O julgamento que pode definir o futuro do ex-presidente Jair Bolsonaro e de seus aliados trouxe nesta terça-feira (9) momentos de forte impacto. Para o ministro Alexandre de Moraes, Bolsonaro deixou claro que jamais aceitaria uma derrota democrática nas urnas, expressando publicamente sua disposição de desafiar a Justiça e o Estado de Direito.
Declarações públicas e resistência à Justiça
Moraes se referiu a uma live de 2021 em que Bolsonaro afirmou: “Quero dizer aos canalhas que eu nunca serei preso. Só saio preso morto ou com a vitória”. Para o ministro, essas palavras não foram meras bravatas, mas indicativos de uma conduta planejada para perpetuar-se no poder e deslegitimar instituições democráticas.
Além disso, Moraes destacou atos executórios do ex-presidente em 7 de setembro de 2021, quando Bolsonaro discursou na Avenida Paulista, afirmando que não cumpriria decisões do STF e instigando milhões contra o Judiciário. “Foi uma forte tentativa, com emprego de grave ameaça, de restringir o exercício do Poder Judiciário”, afirmou o ministro.
Organização criminosa e lideranças envolvidas
Segundo Moraes, Bolsonaro liderou uma organização criminosa entre julho de 2021 e janeiro de 2023, estruturada de forma hierarquizada e com divisão de tarefas.

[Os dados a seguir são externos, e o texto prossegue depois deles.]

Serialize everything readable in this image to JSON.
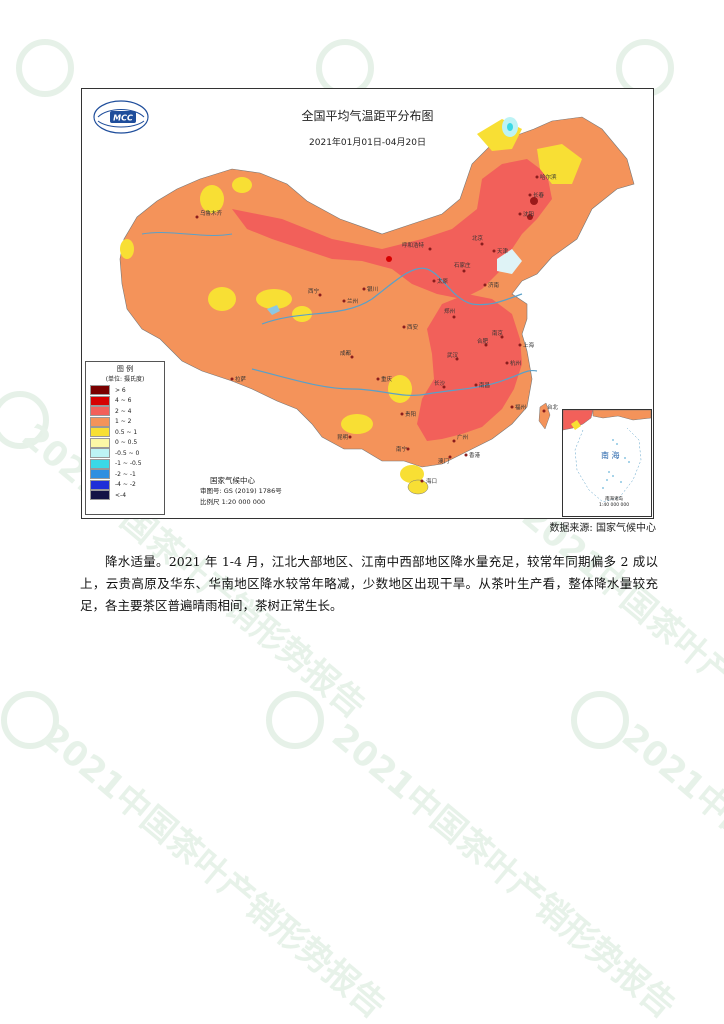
{
  "map": {
    "title": "全国平均气温距平分布图",
    "subtitle": "2021年01月01日-04月20日",
    "logo_text": "MCC",
    "legend": {
      "title": "图 例",
      "unit": "(单位: 摄氏度)",
      "items": [
        {
          "label": "> 6",
          "color": "#7a0000"
        },
        {
          "label": "4 ~ 6",
          "color": "#d60000"
        },
        {
          "label": "2 ~ 4",
          "color": "#f2605a"
        },
        {
          "label": "1 ~ 2",
          "color": "#f4935a"
        },
        {
          "label": "0.5 ~ 1",
          "color": "#f8df34"
        },
        {
          "label": "0 ~ 0.5",
          "color": "#fbf7a6"
        },
        {
          "label": "-0.5 ~ 0",
          "color": "#bdf3f5"
        },
        {
          "label": "-1 ~ -0.5",
          "color": "#3ad9e6"
        },
        {
          "label": "-2 ~ -1",
          "color": "#2f8fe0"
        },
        {
          "label": "-4 ~ -2",
          "color": "#1f2fd8"
        },
        {
          "label": "<-4",
          "color": "#121245"
        }
      ]
    },
    "org": "国家气候中心",
    "map_review_no": "审图号: GS (2019) 1786号",
    "scale": "比例尺 1:20 000 000",
    "inset": {
      "label": "南 海",
      "scale": "南海诸岛\n1:40 000 000"
    },
    "cities": [
      {
        "name": "乌鲁木齐"
      },
      {
        "name": "呼和浩特"
      },
      {
        "name": "哈尔滨"
      },
      {
        "name": "长春"
      },
      {
        "name": "沈阳"
      },
      {
        "name": "北京"
      },
      {
        "name": "天津"
      },
      {
        "name": "银川"
      },
      {
        "name": "太原"
      },
      {
        "name": "石家庄"
      },
      {
        "name": "济南"
      },
      {
        "name": "兰州"
      },
      {
        "name": "西宁"
      },
      {
        "name": "西安"
      },
      {
        "name": "郑州"
      },
      {
        "name": "南京"
      },
      {
        "name": "上海"
      },
      {
        "name": "合肥"
      },
      {
        "name": "武汉"
      },
      {
        "name": "杭州"
      },
      {
        "name": "成都"
      },
      {
        "name": "重庆"
      },
      {
        "name": "长沙"
      },
      {
        "name": "南昌"
      },
      {
        "name": "福州"
      },
      {
        "name": "台北"
      },
      {
        "name": "贵阳"
      },
      {
        "name": "昆明"
      },
      {
        "name": "南宁"
      },
      {
        "name": "广州"
      },
      {
        "name": "香港"
      },
      {
        "name": "澳门"
      },
      {
        "name": "海口"
      },
      {
        "name": "拉萨"
      }
    ]
  },
  "source": "数据来源: 国家气候中心",
  "body": "降水适量。2021 年 1-4 月，江北大部地区、江南中西部地区降水量充足，较常年同期偏多 2 成以上，云贵高原及华东、华南地区降水较常年略减，少数地区出现干旱。从茶叶生产看，整体降水量较充足，各主要茶区普遍晴雨相间，茶树正常生长。",
  "watermark": {
    "text": "2021中国茶叶产销形势报告",
    "color": "#e8f3ea"
  }
}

O ministro já analisou e afastou todas as questões preliminares apresentadas pelas defesas, avançando para o mérito da ação penal que envolve Bolsonaro e outros sete réus do chamado “núcleo 1”.
O grupo inclui Alexandre Ramagem, Almir Garnier, Anderson Torres, Augusto Heleno, Mauro Cid, Paulo Sérgio Nogueira e Walter Braga Netto. Todos respondem a crimes como organização criminosa armada, tentativa de abolição violenta do Estado Democrático de Direito, golpe de Estado, dano qualificado e deterioração de patrimônio tombado. Ramagem, por decisão da Câmara dos Deputados, responde a três desses crimes.
Um julgamento que questiona a democracia
Moraes ressaltou que as ações do ex-presidente não foram isoladas, mas parte de uma estratégia articulada para enfraquecer a Justiça e manter o controle político, com apoio de milícias digitais e disseminação de desinformação sobre urnas eletrônicas.
O julgamento segue com votos dos ministros Flávio Dino, Luiz Fux, Cármen Lúcia e Cristiano Zanin. Mais do que uma decisão judicial, o caso questiona os limites do poder e a resistência da democracia brasileira diante de desafios sem precedentes. Cada ato analisado pelo STF é um lembrete de que a proteção das instituições é essencial para que a voz da população e o Estado de Direito prevaleçam.